Paella'nın en güzeli elbette Portekiz'de... Deniz mahsulleri bol ve lezzetli. Bunun dışında İspanya benzeri Tapaslar, bizim büfeler benzeri ufak cafelerde o gün ne varsa şansınıza yersiniz, içersiniz.

Fado
Beni bugüne kadar en derinden etkileyen müziklerden biri fado olmuştur. Buna müzik demek aslında fadoya haksızlık. Fado bazen bir yakarış, bazen isyan bazen de uzaklara sesleniş. Çıkışı ise tamamen bir gerçekliğe dayanıyor. Yazının başında dediğim gibi Portekizliler yüzünü denize dönmüş bir millet. Geçimini balıkçılıkla sağlayan erkeklerin ne yazık ki hepsi seferden dönmeyebiliyor ve geride kalan eşleri denize bakarak yüreklerinin derinlerinden gelenleri yine denize doğru söylüyorlar.
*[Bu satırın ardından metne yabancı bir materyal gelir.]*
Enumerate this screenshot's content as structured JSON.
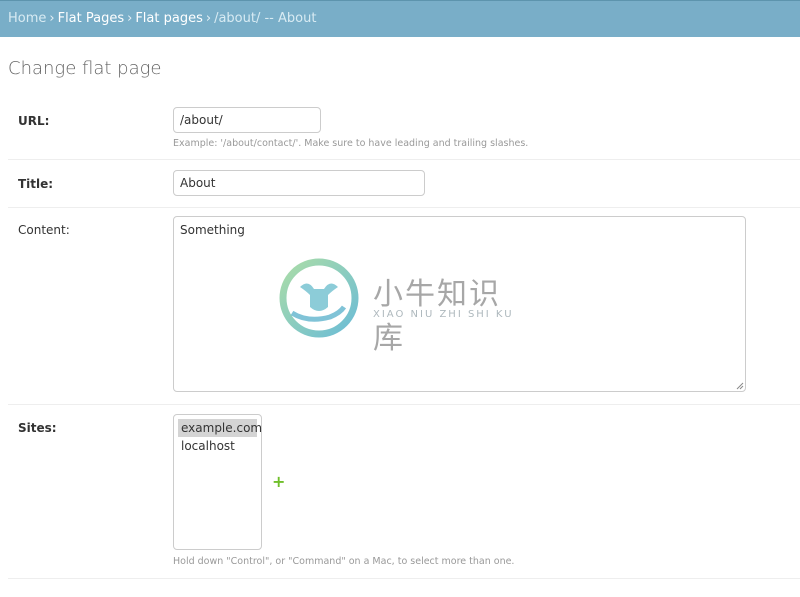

Mutlaka dinlemeli, hatta bunu bir restaurant ya da barda değil sokakta yaşamalısınız

Ne Alınır?
Porto şarabı (tatlı olmasından dolayı ben hiç sevmem), danteller, mavi çini tabaklar, içli Fado CDleri alınabilir. Bunun dışında Maderia'ya giderseniz egzotik çiçekler ilginç olabilir.

Ne zaman gidilir?
İlkbahar-Sonbahar arası her zaman gidilebilir. Elbette Mayıs-Haziran ve Eylül daha uygun olacaktır. Hem hep ne diyorum;

Yol Gidenindir!

Yorumlar

bariseri dedi ki…
Portekiz hakkinda paylasimlariniz icin tesekkurler. 6 ay lisbonda kalmis biri olarak sehrin/ulkenin diger avrupa sehirlerinden farkli olduguna katiliyorum. diger avrupa sehirleri gibi modern buyuk binalarin, farkli mimari uygulamalarin olmadigi dogrudur. ancak lisbon kendine has kulturu ve mimarisi ile neredeyse birbirinin aynisi olan diger avrupa sehirlerinden farkli. kose baslarindaki coplerin diger avrupadaki akdeniz sehirlerinden fazla oldugunu soylemek haksizlik olur. hatta napoliye kiyasla oldukca temiz oldugunu soyleyebilirim. dogu bati sentezi icin portekiz sehirlerinin zamaninda endulus medeniyetinden etkilendigi gercektir. ancak bu medeniyetin etkisi ispanyadaki etkisi kadardir. İnsanlari icin sicak kanli degil demek dogru olmaz. her ne kadar akdenize kiyisi olmasa da portekiz insaninin kuzey avrupalilarla uzaktan yakindan ilgisi yok. bir ufak hatirlatma da portekiz halkinin somurgecilik konularinda ispanyollardan ve ingilizlerden uzak ara onde oldugunu soyleyebiliriz. ingilizlerin en buyuk somurgeleri olan umit burnu ilk defa portekizliler tarafindan kesfedilmistir. Yazinizda gecen goa sehri (dogu baskent) bugun ki hindistan sinirlari icerisindedir. afrikanin bir cok yerinde somurgeleri olmustur. bugun ki guney amerikadaki bir cok ulke zamaninda portekiz somurgesi olmasina ragmen ispanyol monarklari ile yapilan evlilikler sonucu portekiz krali san sebastiyanin 12 yasinda kuzey afrikada yapilan savas sonrasi kaybolusu ile en yakin veliahtin ispanyol hanedanliginda olmasi sonucu kaybedilmistir. Amerikan kasifi vasco de gama Portekizli olmasina ragmen seferin ispanya krali tarafindan finanse edildigi icin akillarda karmasaya neden olmaktadir. İstanbul ile cografik ve tarih (ikisi de roma sehridir) benzerliklerinin olmasina karsin lisbon kulturunu mimarisini koruyabilmis bir sehirdir.
Avrupa sehirlerinin tek duzeliginden sıkılmıs, nostaljik bir deneyim icin lisbon/portekiz iyi bir tercihtir.
Borga Dinçler dedi ki…
@bariseri
Ne güzel bir yorum olmuş bu... farklı bir bakış açısından doğru saptamalar. Portekizliler keşifler konusunda bence de herkesten önde. Kral San Sebastian'ın hikayesini bilmiyordum, teşekkür ederim. Portekizin şehirleri ve insanları ile yazdıklarım 1998-2001 arasına dayanıyor, elbette bugün çok farklıdır. Ne olursa olsun, bir gün yaşamak için bir Avrupa şehri seç deseler Lizbon benim için ilk tercihlerden biri olur ;)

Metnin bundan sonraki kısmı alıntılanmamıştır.